With this backdrop in mind, here are few tips for potential sellers to consider in the initial stage of a sale transaction:
- First of all — and this is probably pretty obvious — address deal structure very early in the negotiation process; if you own a C corporation, for example, and the “double tax” hit will be too much to make a deal attractive enough for you, then be sure this is clear to potential buyers at the outset. I’ve seen many sellers and potential buyers “strike a deal” for a purchase and sale of the business without considering whether it should be an asset or stock deal and then the deal falls apart in term sheet negotiations.

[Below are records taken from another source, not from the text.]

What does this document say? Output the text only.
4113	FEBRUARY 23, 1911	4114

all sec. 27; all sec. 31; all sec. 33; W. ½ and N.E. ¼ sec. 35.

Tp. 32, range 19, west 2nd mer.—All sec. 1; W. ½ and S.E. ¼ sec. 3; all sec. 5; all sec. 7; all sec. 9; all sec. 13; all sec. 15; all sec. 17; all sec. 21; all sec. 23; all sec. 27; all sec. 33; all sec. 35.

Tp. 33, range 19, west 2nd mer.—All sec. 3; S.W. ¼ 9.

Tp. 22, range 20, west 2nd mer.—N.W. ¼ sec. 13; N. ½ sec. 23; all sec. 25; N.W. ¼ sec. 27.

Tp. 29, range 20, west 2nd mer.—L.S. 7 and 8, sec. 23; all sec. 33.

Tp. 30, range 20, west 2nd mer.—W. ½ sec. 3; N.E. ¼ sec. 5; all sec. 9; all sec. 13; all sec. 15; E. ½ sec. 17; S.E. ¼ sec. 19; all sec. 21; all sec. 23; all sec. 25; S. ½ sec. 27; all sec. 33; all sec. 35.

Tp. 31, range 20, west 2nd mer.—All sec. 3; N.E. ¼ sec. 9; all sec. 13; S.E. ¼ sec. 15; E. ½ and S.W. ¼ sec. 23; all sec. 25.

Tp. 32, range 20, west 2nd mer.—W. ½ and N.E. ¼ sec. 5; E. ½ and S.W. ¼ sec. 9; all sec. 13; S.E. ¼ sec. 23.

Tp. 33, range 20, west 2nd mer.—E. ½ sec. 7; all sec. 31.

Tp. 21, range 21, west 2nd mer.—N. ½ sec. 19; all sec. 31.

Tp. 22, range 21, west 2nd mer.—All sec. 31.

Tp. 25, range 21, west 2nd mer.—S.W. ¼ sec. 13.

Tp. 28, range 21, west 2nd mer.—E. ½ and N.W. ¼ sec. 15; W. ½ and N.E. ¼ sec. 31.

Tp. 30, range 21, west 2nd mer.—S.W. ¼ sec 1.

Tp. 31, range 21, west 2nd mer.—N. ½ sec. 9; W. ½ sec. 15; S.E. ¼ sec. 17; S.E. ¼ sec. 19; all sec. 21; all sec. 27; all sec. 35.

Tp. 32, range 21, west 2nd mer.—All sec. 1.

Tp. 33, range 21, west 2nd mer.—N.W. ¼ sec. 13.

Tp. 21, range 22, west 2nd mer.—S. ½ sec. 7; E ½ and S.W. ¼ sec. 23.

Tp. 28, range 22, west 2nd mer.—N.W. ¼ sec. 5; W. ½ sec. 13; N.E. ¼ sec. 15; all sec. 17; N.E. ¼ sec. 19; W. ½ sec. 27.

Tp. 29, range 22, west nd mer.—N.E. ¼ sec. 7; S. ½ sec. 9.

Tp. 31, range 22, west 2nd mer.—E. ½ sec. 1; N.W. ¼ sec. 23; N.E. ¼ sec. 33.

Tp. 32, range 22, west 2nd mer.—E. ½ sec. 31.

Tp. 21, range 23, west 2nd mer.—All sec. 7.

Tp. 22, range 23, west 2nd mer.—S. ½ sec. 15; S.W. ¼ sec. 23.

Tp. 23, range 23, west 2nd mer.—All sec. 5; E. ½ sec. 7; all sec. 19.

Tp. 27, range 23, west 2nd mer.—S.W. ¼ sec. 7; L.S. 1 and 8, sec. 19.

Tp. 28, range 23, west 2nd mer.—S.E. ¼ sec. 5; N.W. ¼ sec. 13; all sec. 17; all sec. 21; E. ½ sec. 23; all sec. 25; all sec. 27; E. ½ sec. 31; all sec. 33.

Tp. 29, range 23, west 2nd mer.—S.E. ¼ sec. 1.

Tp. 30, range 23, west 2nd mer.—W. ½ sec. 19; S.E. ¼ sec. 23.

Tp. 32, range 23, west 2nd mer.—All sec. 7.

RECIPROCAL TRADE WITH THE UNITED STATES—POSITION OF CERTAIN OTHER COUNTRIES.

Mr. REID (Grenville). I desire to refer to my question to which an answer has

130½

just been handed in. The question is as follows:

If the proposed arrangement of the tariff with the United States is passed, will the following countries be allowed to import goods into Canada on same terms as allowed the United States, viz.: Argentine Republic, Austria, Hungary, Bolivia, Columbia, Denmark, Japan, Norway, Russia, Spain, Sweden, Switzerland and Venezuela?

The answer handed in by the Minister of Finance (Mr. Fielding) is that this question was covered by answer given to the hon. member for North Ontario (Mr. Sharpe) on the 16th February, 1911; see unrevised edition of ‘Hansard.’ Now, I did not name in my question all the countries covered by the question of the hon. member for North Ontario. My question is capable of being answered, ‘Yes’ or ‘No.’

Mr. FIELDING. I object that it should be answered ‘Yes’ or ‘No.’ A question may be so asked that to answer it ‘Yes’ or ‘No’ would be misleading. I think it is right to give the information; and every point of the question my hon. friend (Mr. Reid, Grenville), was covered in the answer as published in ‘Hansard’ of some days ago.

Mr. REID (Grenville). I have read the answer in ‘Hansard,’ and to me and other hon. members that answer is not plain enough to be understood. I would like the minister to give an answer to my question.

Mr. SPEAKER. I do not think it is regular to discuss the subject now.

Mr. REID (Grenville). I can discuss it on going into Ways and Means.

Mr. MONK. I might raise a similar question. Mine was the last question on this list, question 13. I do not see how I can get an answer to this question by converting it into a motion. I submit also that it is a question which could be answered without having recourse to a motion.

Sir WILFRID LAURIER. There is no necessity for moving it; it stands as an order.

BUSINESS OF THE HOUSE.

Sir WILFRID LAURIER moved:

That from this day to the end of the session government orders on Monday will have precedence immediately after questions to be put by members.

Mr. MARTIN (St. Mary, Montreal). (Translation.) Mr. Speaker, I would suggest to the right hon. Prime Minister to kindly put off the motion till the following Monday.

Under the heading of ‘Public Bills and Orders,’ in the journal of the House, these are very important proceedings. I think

- For owners of C corporations, consider whether there may be personal goodwill of the owners that can be sold. In the right circumstances, a sale of personal goodwill may help tremendously with the tax bite if the right facts are present.
- If you’re a seller and your potential buyer insists on a stock deal due to concerns over risk, consider evaluating insurance to cover breaches of representations and warranties. Perhaps such insurance could get a buyer comfortable with a stock deal when the buyer wouldn’t otherwise be. (Keep in mind that this insurance isn’t cheap.)

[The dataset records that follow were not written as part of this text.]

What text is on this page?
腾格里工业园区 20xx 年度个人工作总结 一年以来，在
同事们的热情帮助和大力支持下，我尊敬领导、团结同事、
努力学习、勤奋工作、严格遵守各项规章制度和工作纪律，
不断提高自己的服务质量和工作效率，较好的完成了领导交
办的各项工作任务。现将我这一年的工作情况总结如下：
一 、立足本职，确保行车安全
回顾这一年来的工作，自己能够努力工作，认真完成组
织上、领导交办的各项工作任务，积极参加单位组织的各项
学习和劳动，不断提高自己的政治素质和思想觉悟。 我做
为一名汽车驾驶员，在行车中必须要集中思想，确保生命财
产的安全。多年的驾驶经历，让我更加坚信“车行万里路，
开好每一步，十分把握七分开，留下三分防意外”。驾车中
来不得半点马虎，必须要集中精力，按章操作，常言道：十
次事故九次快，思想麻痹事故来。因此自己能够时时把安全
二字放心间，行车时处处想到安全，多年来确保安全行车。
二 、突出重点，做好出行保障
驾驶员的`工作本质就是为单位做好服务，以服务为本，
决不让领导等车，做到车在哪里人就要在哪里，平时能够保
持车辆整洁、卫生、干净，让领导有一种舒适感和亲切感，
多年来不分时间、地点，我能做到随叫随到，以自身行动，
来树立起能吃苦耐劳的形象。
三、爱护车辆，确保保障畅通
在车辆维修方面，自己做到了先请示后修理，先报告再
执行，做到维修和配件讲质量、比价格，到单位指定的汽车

- Identify any “warts” on your company as early as possible – when you get to the point of looking for a buyer, most potential issues that could be concerns for buyers are probably in place and you may not have much control over them. But to the extent you do have control, try to get things in good order. If a sale is a year or more away, identify any potential liability issues and try to address them; get books, records, and contracts in order; and consider having your law firm perform some “due diligence” (i.e., a thorough investigation) of the type that a potential buyer will be doing to help identify problems and how to solve, mitigate, or appropriately disclose them. Don’t underestimate how much time it can take to simply collect and copy all of the documents connected to your business, much less try to figure out what might be missing or inconsistent or problematic just days before a deal is scheduled to close.

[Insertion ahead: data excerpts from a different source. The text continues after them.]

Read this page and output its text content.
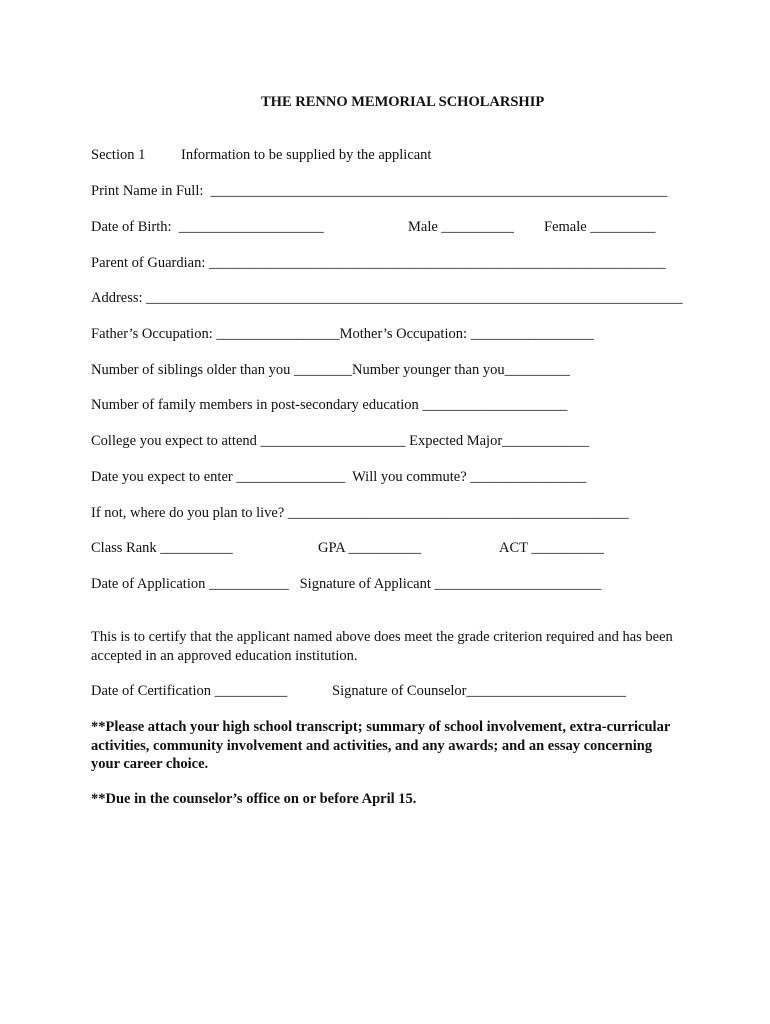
THE RENNO MEMORIAL SCHOLARSHIP
Section 1 Information to be supplied by the applicant
Print Name in Full:  _______________________________________________________________
Date of Birth:  ____________________	Male __________ Female _________
Parent of Guardian: _______________________________________________________________
Address: __________________________________________________________________________
Father’s Occupation: _________________Mother’s Occupation: _________________
Number of siblings older than you ________Number younger than you_________
Number of family members in post-secondary education ____________________
College you expect to attend ____________________ Expected Major____________
Date you expect to enter _______________  Will you commute? ________________
If not, where do you plan to live? _______________________________________________
Class Rank __________	GPA __________	ACT __________
Date of Application ___________   Signature of Applicant _______________________
This is to certify that the applicant named above does meet the grade criterion required and has been accepted in an approved education institution.
Date of Certification __________	Signature of Counselor______________________
**Please attach your high school transcript; summary of school involvement, extra-curricular activities, community involvement and activities, and any awards; and an essay concerning your career choice.
**Due in the counselor’s office on or before April 15.
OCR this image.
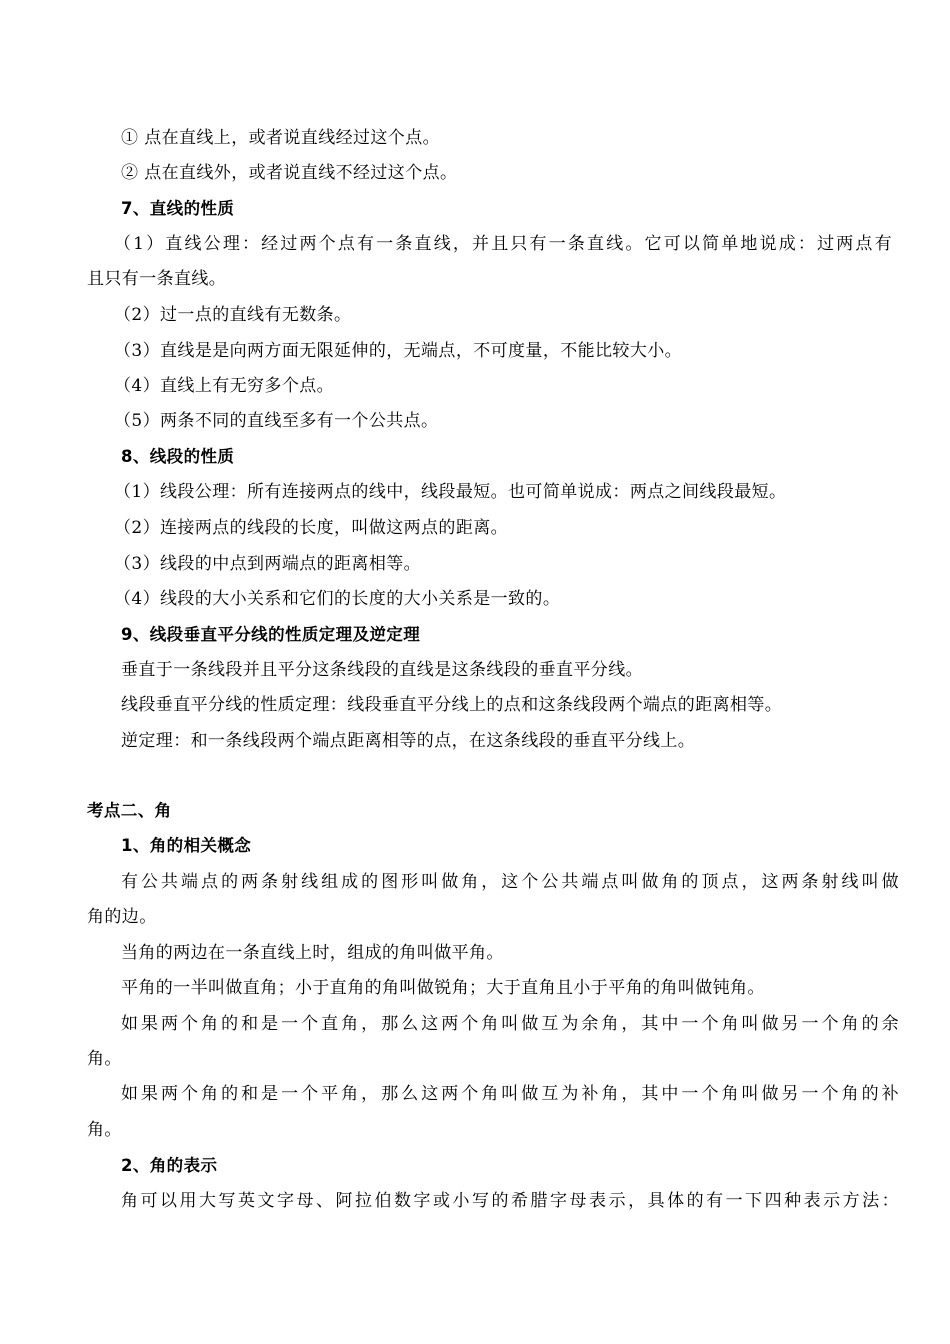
① 点在直线上，或者说直线经过这个点。
② 点在直线外，或者说直线不经过这个点。
7、直线的性质
（1）直线公理：经过两个点有一条直线，并且只有一条直线。它可以简单地说成：过两点有
且只有一条直线。
（2）过一点的直线有无数条。
（3）直线是是向两方面无限延伸的，无端点，不可度量，不能比较大小。
（4）直线上有无穷多个点。
（5）两条不同的直线至多有一个公共点。
8、线段的性质
（1）线段公理：所有连接两点的线中，线段最短。也可简单说成：两点之间线段最短。
（2）连接两点的线段的长度，叫做这两点的距离。
（3）线段的中点到两端点的距离相等。
（4）线段的大小关系和它们的长度的大小关系是一致的。
9、线段垂直平分线的性质定理及逆定理
垂直于一条线段并且平分这条线段的直线是这条线段的垂直平分线。
线段垂直平分线的性质定理：线段垂直平分线上的点和这条线段两个端点的距离相等。
逆定理：和一条线段两个端点距离相等的点，在这条线段的垂直平分线上。
考点二、角
1、角的相关概念
有公共端点的两条射线组成的图形叫做角，这个公共端点叫做角的顶点，这两条射线叫做
角的边。
当角的两边在一条直线上时，组成的角叫做平角。
平角的一半叫做直角；小于直角的角叫做锐角；大于直角且小于平角的角叫做钝角。
如果两个角的和是一个直角，那么这两个角叫做互为余角，其中一个角叫做另一个角的余
角。
如果两个角的和是一个平角，那么这两个角叫做互为补角，其中一个角叫做另一个角的补
角。
2、角的表示
角可以用大写英文字母、阿拉伯数字或小写的希腊字母表示，具体的有一下四种表示方法：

- Get your lawyer and CPA involved at an early stage of negotiations. Too frequently an owner will come to his or her lawyer and CPA with a signed term sheet (all too often copied and pasted from some dubious online source) and say, “Here is the deal we agreed on – make this happen!” If the term sheet fails to include key protections for the seller or actually includes terms extremely unfavorable to the seller and the seller was unaware of it, perhaps because he or she was focused mainly on the economic terms, it is probably too late to get more favorable terms in the purchase agreement without a lot of arm-twisting.
Consider your estate plan a few years before you decide to sell, if possible. Often, substantial wealth can be passed to future generations upon a sale while minimizing estate and gift taxes if planning is done early enough. However, it’s much harder to accomplish such results if no planning is done until the time of a sale.
Footnotes
[1] There are ways for a buyer to get around this by, for example, making a Code 338(h)(10) election for an S corporation so that the transaction is treated as an asset purchase for tax purposes, stepping up the buyer’s basis to reflect the purchase price, or making a Code 754 election for an entity taxed as a partnership to equalize a new partner’s outside and inside basis.
[2] Buyers can become responsible for liabilities under certain successor liability theories but, generally speaking, asset deals pose little risk of successor liability.
This article is for general information only. The information presented should not be construed to be formal legal advice nor the formation of a lawyer/client relationship.